The fall armyworm which was accidentally introduced in Ghana in 2016 poses a threat to sustainable maize production and food security in Ghana and Africa.
In 2017, Ghana had FAW-induced yield loss in maize of 27% translating into an economic loss of US $177 million
While some level of control has been achieved in Ghana using synthetic insecticides, these chemicals are associated with human and animal poisoning.
They can also lead to the destruction of beneficial insects such as pollinators, pest resistance, and contamination of water bodies as well as many other ecological problems.

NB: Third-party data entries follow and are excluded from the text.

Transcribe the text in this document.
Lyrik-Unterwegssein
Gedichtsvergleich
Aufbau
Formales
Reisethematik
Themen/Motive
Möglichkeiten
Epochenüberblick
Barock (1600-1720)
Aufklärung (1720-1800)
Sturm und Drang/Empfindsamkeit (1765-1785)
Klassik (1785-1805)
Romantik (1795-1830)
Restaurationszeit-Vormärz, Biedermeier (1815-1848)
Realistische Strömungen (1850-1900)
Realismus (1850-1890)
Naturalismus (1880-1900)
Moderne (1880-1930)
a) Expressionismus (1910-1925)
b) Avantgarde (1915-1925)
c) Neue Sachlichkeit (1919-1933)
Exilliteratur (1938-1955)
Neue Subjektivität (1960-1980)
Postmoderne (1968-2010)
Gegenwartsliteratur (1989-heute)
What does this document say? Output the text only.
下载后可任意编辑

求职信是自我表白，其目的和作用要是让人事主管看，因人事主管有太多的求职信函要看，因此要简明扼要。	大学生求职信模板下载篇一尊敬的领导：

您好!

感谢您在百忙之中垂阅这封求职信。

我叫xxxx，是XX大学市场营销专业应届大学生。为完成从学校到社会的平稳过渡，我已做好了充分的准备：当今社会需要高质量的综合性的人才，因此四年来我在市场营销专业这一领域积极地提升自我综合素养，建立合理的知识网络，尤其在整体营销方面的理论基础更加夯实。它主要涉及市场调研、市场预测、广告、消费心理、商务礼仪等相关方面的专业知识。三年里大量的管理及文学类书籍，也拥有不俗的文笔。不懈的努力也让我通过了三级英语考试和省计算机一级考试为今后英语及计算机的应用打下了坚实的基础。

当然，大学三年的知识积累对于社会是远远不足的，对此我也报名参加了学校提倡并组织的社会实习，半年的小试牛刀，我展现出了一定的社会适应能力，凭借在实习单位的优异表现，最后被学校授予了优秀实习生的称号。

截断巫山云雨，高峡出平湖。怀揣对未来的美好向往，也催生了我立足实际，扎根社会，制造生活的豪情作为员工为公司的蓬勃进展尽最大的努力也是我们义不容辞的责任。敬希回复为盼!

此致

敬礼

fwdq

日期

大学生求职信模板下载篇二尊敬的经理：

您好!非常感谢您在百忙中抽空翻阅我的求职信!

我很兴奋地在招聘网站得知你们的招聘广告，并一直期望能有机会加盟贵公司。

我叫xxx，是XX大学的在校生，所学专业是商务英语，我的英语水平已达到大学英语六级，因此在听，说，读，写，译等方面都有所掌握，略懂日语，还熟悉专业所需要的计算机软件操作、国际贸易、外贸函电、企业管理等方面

To sustainably manage FAW, Scientists at the Crops Research Institute have been exploring other management tactics other than synthetic insecticides.
Biological control using natural enemies known as parasitoids which are mainly parasites which eventually kill the host they feed on offer an ecologically sustainable means to manage FAW.
This project started in January 2020, is dubbed, Integrated Management of fall armyworm for sustainable food security in Africa.
It is funded by the Korea-Africa Food and Agriculture Cooperation Initiative (KAFACI)
The project is aimed at searching for biological control agents that could be mass-reared in the lab for field release to control fall armyworm.
The scientists have therefore found a natural enemy scientifically known as Telenomus remus.
The insects which have about 90 percent efficacy have been mass-reared in the lab and are ready to be released in maize farms to control fall armyworm attacking maize.
Project lead, Dr. Blankson Wadie is hopeful the intervention will lead to a drastic reduction in the fall army worm population.
He hinted at expanding the exercise to other areas of the country.
“As we start releasing today, we’ll be developing a calendar to find fall armyworm hotspots or farmers’ fields. When the farmer gives us permission, we’ll do the release,” he said.